A bee weighs more or less 125 mg as pointed out by another poster. The quoted sentence is ambiguous to me. Does it mean 65 mg a day or 65 mg total over ten days? It does not make sense that a young bee would eat half its body weight a day so the sentence must mean 65 mg total over 10 days.
So, 65 mg pollen consumption times 1500 new bees a day times a total of 240 days raising brood at that rate equals 23.4 million mg per year. Divide 23.4 million mg by 1.0 million to get 23.4 Kg of pollen a year. Now double this number as the adults must eat some pollen and you get a bit under 50 kg a year versus the 142 kg a year in the article the above quote came from.

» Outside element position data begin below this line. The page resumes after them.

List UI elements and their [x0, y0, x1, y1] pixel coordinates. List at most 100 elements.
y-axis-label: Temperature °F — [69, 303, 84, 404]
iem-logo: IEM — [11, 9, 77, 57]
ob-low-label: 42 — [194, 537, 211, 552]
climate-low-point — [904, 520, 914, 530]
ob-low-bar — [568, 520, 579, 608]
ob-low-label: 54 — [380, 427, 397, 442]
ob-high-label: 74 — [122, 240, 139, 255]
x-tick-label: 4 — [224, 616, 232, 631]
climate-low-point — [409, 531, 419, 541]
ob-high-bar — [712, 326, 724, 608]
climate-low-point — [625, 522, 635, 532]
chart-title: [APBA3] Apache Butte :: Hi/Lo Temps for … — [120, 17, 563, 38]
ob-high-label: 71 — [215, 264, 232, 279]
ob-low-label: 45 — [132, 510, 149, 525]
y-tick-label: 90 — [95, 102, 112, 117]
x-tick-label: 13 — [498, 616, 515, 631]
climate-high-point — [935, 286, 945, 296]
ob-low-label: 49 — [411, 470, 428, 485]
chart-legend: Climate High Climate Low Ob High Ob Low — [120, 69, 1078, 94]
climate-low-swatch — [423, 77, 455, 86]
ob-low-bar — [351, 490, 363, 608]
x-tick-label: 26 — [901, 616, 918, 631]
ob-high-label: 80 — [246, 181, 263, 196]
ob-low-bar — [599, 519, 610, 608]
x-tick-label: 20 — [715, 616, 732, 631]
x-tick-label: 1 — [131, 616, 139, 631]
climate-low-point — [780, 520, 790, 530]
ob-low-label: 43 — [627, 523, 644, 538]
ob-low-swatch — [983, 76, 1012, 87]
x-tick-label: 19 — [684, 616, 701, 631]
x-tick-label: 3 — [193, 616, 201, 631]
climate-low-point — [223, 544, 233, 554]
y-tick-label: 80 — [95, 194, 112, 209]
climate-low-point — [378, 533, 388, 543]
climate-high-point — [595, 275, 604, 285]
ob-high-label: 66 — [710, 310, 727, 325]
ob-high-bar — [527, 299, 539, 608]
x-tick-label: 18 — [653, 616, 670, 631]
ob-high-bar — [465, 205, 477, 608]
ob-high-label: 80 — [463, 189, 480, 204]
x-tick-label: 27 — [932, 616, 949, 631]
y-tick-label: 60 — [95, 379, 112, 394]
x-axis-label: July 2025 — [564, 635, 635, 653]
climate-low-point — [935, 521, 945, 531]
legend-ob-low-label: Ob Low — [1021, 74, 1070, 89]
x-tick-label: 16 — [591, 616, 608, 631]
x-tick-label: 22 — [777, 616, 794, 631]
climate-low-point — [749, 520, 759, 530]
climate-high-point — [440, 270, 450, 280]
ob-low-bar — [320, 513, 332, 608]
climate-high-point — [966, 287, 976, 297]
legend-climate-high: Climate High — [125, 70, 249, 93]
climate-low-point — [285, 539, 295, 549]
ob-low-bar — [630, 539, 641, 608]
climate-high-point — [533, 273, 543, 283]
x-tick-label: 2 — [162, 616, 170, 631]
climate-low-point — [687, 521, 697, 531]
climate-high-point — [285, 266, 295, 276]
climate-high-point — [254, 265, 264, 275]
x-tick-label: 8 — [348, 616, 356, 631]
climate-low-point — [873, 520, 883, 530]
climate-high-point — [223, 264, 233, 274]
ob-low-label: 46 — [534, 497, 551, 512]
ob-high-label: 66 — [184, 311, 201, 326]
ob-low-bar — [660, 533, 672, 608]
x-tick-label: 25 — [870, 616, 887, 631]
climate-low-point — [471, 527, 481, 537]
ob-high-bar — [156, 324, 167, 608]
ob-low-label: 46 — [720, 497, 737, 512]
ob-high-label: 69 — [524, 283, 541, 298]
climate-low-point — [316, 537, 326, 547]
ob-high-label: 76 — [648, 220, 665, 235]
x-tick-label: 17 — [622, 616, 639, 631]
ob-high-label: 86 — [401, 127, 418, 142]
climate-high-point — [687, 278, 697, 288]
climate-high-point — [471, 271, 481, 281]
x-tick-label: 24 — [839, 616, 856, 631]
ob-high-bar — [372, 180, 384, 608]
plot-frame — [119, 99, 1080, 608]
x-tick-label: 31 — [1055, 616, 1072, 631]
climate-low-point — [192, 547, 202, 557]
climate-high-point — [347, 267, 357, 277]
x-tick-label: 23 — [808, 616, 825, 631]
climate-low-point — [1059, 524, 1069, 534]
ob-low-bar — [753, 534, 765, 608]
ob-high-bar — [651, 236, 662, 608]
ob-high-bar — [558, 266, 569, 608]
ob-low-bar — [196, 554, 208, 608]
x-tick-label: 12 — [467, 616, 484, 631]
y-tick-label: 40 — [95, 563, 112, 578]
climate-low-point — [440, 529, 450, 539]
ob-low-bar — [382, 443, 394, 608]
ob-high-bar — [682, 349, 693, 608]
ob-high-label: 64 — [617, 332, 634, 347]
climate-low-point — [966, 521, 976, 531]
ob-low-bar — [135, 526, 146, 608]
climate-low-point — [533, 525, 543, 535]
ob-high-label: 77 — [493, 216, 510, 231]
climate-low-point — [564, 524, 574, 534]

Conclusion: I really do not know how many Kg of pollen a hive needs over a year. But, I am way over generous when I threw in the queen laying 1500 eggs every day for eight months in the above calculation. I can only conclude the article is wildly internally inconsistent. Also, 300 pounds of pollen a year for one hive seems way too high unless it is pollen with only tiny levels of protein. I would sure think a Kg of 50% protein pollen would feed a lot more bees than a Kg of 5% protein pollen. Perhaps part of the confusion is there is no one figure that covers all of us? Maybe beekeeping is local and depends on local conditions?